Nasıl tam bağımsız Türkiye sorusunu ise, ilerleyen günlerde satırlarıma taşıyacağım. Siz biraz "niçin tam bağımsız Türkiye" sorusunu düşünün...
Dünya, İznik'e göçecek...
Önceki gün İznik'te gerçekleşen 4'ncü Türk Dünyası Göçebe Oyunları basın lansmanına katıldım. Ak Parti Bursa Milletvekillerinin önemli bir kısmı burada idi. Ve yine Gençlik ve Spor Bakanı Sayın Kasapoğlu ile babasının yiğit oğlu Sayın Necmeddin Bilal Erdoğan. Dünya'nın İznik'e gözlerini çevirdiği bir dönemde gerçekleşecek organizasyon Türk İslam coğrafyası için fazlasıyla değerli. Sayın Bilal Erdoğan'ın "İznik'teki Kırgızlar Türbesi de 700 yıl önceki birlikteliğin bir simgesi" sözleri aslında Avrasya adına son süreçlerin yaşandığını gösteriyor.

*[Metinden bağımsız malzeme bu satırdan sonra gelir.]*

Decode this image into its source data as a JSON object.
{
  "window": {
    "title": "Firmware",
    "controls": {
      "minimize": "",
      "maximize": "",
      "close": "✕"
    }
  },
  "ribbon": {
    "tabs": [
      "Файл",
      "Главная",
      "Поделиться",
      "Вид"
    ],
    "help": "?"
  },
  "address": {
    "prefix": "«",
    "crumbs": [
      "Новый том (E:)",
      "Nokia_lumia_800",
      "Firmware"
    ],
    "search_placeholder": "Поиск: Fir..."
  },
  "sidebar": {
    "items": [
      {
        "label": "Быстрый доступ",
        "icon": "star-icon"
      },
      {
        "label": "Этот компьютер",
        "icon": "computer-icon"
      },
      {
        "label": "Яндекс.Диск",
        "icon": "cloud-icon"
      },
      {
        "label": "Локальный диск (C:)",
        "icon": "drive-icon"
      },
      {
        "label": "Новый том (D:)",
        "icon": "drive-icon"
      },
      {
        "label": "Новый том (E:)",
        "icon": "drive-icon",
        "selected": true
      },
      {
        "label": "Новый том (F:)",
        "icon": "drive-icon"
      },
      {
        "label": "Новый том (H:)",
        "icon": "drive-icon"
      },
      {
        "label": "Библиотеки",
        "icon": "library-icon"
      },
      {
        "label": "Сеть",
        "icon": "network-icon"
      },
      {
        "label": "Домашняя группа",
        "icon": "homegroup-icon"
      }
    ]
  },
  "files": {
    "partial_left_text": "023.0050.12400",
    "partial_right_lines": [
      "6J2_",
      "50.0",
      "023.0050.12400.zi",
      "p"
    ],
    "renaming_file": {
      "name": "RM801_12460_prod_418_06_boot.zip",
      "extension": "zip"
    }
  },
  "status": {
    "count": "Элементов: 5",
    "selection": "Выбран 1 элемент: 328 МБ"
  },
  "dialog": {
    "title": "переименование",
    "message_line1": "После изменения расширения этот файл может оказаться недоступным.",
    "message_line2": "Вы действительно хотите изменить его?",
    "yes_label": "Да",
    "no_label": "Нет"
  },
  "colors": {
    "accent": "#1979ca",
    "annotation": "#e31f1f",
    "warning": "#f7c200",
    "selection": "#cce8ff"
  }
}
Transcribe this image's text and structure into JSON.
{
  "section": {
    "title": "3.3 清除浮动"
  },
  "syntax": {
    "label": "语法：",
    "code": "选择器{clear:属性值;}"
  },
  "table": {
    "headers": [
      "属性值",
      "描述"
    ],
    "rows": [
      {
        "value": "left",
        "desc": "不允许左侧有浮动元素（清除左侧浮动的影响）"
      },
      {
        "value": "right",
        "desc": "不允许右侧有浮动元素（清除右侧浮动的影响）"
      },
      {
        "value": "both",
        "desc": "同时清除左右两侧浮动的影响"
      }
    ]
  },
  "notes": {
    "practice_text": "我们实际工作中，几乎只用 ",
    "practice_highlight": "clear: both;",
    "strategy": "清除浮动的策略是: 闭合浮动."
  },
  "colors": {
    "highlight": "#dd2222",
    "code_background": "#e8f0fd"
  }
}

Necmeddin Bilal Erdoğan'ın konuşmasını izlerken babası Cumhurbaşkanımız Sayın Recep Tayyip Erdoğan'a dair izleri gözlemledim. Öyle ki, Ankara'da Bilal bey "babasının gururu annesinin gözünün nuru" diyorlar. Bilal Erdoğan'ın güçlü bir gençlik ordusu var. Bu ordu bileği kadar gönlü de güçlü bir ordu. Bilim, ilim ve ahlak merkezli oluşturduğu gençlik yapılanması ile Bilal Erdoğan, Türkiye'nin yarınlarını dünden hazırlamaya başlamış bir marka.
Türkiye'nin İznik'e yüzünü dönmesi bir yere kadar kıymetli. Lakin, Dünya'nın gözlerini İznik'e çevirmesi çok daha önemli. Dünya'nın İznik'te yaşamış medeniyetlere olan hassasiyeti uzun zamandır biliniyor. Ve yine burada Bursa Büyükşehir Belediye Başkanımız Alinur Aktaş'ın önemli artı değerlerini göz ardı etmemek gerek. Bursa adına büyük bir şans olduğunu düşündüğüm Sayın Bursa Valimiz Yakup Canbolat'ın heyecanını gözlerinden okurken, Türk ve İslam coğrafyasına güç katacak cümleleri ile gururlandık. Devletimizin uç beyliği konumunda olan Payitaht Bursa'da böyle yiğit sancak beyleri oldukça, İznik'ten öte Akdeniz'inde bir Türk Gölü olarak asırlarca kalacağına itimatımız tam.